Skip to main content

Tales of the systems administrator newbie - Part 1 - SSH / Networking

Today I learned a lesson the hard way: never stop networking when your only access to a server is via ssh.

What happened

One of the websites we were hosting stopped responding on its dedicated IP address. As we began to investigate, we found nothing wrong with the server load, nothing wrong with the apache configuration. We were using aegir, and re-verified the site and everything was successful. Next, we typed the dedicated IP into the browser and the browser just spun. When we browsed to another dedicated IP on the same server, we received a page not found returned by Apache. This was expected, but why was one of our IP addresses not working?

We checked the /etc/network/interfaces file and everything seemed to be normal. We tried restarting networking, and all IP addresses responded except one? We thought the problem was with this one IP address and thought we could stop networking to kill any processes that might have been stuck. So we ran /etc/init.d/networking stop.....
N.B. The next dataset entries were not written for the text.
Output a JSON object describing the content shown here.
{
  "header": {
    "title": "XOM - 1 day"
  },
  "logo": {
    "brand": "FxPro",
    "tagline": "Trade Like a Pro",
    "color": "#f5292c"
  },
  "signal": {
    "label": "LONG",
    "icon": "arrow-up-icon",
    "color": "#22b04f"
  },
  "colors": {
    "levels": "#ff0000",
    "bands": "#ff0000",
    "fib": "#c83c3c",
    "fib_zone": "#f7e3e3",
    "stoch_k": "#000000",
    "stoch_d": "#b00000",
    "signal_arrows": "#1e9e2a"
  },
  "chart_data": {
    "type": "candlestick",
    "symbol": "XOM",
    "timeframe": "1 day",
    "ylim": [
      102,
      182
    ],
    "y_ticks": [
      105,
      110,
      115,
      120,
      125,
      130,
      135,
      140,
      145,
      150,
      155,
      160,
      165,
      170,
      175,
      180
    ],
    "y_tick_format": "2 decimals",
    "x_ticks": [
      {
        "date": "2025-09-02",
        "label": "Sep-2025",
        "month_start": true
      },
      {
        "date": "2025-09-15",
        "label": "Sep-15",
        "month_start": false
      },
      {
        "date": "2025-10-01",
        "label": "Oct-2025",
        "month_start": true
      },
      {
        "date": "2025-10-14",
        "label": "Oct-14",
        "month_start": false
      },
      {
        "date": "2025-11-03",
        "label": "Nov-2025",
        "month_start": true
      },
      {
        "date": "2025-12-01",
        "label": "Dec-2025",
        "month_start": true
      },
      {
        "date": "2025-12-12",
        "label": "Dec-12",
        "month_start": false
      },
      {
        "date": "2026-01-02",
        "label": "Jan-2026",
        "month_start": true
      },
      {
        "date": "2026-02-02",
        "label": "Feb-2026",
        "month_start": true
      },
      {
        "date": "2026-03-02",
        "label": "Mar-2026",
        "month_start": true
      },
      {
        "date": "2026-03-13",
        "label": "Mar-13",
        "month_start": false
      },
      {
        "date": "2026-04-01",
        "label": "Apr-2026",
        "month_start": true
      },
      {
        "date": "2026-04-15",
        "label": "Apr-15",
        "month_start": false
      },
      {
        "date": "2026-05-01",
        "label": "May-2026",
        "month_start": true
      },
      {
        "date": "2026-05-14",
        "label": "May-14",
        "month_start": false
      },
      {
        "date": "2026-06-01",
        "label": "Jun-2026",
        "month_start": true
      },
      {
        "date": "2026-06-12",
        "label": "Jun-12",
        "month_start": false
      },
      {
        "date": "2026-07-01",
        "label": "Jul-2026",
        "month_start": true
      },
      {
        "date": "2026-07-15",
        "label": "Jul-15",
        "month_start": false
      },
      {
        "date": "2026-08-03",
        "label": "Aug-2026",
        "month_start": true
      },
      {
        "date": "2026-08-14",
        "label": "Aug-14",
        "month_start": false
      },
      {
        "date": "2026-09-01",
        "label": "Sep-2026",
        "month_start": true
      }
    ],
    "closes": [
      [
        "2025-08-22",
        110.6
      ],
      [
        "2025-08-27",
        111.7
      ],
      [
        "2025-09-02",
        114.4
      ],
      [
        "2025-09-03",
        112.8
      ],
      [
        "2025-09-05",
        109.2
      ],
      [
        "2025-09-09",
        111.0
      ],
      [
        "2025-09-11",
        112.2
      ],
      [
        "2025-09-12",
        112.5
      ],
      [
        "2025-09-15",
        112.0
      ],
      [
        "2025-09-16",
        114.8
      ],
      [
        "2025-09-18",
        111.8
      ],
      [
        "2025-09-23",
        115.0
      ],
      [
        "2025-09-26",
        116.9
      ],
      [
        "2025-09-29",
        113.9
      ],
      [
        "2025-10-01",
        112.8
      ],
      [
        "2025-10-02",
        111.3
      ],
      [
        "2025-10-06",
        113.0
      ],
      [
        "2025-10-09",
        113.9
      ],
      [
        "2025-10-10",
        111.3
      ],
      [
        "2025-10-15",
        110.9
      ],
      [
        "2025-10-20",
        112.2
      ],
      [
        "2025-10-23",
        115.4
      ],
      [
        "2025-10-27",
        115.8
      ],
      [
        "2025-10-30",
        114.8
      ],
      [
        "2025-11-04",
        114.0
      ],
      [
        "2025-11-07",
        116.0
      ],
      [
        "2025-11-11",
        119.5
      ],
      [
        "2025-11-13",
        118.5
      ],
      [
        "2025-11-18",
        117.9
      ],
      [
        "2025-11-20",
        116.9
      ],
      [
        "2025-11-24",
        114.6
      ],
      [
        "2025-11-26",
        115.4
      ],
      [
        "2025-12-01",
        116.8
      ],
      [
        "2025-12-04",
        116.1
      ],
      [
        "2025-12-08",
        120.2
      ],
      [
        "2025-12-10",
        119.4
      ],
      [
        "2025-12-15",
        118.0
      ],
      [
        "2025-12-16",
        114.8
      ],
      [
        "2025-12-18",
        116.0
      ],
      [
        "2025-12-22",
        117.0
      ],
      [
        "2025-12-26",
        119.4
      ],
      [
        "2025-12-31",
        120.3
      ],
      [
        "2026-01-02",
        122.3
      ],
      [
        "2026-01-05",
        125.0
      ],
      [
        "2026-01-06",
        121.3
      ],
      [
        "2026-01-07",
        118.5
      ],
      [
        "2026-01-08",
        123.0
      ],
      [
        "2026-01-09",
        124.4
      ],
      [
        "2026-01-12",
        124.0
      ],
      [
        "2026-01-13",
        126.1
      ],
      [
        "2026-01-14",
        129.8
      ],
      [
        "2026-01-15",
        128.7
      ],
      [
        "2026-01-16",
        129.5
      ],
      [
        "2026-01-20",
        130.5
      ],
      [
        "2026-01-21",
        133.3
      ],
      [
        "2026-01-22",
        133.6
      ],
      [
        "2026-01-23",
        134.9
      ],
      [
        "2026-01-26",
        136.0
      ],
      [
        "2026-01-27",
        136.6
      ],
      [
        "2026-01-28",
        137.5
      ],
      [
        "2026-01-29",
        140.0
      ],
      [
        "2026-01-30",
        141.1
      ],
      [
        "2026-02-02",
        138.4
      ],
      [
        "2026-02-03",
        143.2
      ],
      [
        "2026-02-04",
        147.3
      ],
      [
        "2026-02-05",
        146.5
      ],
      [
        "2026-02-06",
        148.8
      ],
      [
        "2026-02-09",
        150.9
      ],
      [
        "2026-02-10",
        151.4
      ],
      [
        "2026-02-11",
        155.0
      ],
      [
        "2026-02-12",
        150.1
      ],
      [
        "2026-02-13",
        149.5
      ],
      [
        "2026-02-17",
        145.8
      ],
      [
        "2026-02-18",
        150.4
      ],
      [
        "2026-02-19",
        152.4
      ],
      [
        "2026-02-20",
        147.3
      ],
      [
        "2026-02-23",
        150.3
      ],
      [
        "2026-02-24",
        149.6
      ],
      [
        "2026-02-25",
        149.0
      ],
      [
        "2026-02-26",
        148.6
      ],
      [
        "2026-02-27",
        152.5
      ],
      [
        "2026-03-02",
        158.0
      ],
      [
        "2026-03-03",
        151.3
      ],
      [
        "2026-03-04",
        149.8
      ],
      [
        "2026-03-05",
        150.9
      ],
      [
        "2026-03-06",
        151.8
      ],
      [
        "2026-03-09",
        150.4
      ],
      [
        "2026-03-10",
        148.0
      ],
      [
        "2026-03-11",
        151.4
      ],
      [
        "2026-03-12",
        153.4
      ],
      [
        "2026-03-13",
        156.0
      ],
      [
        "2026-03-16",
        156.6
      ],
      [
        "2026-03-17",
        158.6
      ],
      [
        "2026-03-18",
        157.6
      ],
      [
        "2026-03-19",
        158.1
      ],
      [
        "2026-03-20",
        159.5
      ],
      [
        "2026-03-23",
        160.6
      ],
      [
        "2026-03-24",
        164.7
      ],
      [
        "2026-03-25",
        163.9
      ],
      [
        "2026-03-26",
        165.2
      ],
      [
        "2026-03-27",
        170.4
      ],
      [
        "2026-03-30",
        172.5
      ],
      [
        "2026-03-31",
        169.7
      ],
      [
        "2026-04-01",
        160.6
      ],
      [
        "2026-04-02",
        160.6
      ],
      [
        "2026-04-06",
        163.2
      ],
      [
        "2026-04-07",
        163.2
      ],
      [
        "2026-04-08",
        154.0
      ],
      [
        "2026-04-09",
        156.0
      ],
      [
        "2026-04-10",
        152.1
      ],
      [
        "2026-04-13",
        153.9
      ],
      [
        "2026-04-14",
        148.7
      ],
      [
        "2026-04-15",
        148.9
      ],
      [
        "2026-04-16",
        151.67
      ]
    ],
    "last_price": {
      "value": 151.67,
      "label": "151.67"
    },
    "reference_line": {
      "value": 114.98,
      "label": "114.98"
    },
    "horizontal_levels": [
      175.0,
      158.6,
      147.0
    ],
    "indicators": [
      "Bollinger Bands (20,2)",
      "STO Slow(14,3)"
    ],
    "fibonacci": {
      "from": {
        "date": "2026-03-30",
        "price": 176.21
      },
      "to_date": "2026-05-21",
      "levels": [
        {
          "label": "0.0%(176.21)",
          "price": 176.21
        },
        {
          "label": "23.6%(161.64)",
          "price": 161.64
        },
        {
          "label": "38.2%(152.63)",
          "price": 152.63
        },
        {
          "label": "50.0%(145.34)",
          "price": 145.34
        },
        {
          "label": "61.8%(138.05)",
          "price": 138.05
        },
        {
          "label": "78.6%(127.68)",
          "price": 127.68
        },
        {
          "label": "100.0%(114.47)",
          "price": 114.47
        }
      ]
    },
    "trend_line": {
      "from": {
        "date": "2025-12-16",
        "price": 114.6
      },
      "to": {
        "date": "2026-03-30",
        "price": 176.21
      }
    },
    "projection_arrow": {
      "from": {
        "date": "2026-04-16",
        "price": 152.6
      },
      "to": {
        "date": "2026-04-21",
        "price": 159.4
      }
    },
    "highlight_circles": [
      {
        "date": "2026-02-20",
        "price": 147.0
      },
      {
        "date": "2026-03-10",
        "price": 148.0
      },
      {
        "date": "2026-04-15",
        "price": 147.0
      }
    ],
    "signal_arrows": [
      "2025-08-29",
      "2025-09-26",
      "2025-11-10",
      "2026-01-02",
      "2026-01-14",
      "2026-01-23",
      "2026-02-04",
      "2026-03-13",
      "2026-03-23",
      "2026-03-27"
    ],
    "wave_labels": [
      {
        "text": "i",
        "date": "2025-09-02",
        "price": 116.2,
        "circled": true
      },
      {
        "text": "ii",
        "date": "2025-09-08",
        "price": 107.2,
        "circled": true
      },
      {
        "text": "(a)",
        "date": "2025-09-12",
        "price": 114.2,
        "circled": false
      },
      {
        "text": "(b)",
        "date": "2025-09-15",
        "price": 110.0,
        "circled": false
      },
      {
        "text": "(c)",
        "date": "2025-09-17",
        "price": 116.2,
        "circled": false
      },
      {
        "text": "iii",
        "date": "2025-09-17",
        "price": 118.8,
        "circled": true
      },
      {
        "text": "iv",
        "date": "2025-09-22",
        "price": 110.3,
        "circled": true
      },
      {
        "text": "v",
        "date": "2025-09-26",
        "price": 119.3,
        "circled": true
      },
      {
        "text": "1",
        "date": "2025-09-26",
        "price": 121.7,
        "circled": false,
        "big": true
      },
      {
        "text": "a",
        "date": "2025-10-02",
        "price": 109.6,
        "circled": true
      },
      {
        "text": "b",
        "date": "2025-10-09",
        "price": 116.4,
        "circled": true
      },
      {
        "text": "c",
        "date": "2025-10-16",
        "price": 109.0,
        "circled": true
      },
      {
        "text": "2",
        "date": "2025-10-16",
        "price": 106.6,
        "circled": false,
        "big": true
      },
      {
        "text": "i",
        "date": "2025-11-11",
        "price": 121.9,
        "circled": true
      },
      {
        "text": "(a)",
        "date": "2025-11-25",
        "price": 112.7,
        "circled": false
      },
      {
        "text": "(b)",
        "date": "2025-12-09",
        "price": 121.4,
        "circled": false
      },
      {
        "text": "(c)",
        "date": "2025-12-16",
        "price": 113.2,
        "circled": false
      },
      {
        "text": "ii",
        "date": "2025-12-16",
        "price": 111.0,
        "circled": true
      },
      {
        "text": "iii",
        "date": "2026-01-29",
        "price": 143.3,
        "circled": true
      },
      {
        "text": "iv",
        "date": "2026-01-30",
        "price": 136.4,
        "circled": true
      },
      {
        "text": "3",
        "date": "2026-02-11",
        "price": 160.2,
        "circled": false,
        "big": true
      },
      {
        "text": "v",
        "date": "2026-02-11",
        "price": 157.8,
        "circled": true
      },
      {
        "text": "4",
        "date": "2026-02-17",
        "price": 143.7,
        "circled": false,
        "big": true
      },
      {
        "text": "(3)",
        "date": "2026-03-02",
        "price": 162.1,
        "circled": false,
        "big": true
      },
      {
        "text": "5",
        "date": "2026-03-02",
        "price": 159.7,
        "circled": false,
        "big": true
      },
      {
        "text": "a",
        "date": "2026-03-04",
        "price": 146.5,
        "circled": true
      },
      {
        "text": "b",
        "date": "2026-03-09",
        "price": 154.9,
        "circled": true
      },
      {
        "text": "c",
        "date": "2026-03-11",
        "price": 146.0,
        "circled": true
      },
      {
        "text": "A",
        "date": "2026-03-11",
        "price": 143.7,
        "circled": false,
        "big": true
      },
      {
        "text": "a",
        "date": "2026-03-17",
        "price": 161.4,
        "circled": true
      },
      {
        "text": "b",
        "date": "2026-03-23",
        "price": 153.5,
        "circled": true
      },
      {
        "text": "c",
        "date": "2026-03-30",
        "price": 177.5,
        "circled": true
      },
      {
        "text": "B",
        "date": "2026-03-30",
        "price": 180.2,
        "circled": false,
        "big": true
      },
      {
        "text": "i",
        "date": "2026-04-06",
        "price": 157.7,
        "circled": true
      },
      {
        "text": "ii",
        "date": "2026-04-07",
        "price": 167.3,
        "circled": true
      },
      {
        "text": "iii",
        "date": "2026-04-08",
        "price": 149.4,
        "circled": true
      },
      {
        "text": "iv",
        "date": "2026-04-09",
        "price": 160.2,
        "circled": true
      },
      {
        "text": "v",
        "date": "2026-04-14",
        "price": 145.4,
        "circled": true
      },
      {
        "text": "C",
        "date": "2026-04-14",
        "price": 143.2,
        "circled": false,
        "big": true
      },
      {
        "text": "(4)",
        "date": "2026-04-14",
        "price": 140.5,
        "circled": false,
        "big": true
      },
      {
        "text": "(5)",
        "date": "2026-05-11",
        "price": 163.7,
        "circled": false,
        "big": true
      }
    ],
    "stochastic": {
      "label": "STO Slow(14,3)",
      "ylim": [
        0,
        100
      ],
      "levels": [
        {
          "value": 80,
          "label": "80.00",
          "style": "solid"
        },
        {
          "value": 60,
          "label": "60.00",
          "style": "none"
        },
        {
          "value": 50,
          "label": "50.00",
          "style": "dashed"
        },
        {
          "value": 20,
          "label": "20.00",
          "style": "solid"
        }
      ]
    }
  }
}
I knew as soon as I hit enter that something was wrong, SSH seemed to have stopped and then it dawned on me, "I just f*cking locked myself out of the server!". SSH was down, clearly because I stopped networking! All websites were down instead of just the one problem child. Naturally, it was after hours, so our data center administrators were unaccessible and we were unable to reboot the server at the console level.

Lesson learned:

  • Never stop networking while using SSH
  • Never stop networking without access to console or a way to reboot the VM

How it should have been handled

After a bit of research I came across the following posts:

It seems I should have ran both the stop and start commands on one line: /etc/init.d/networking stop; /etc/init.d/networking start OR I should have started a screen session, and ran the commands inside of the screen.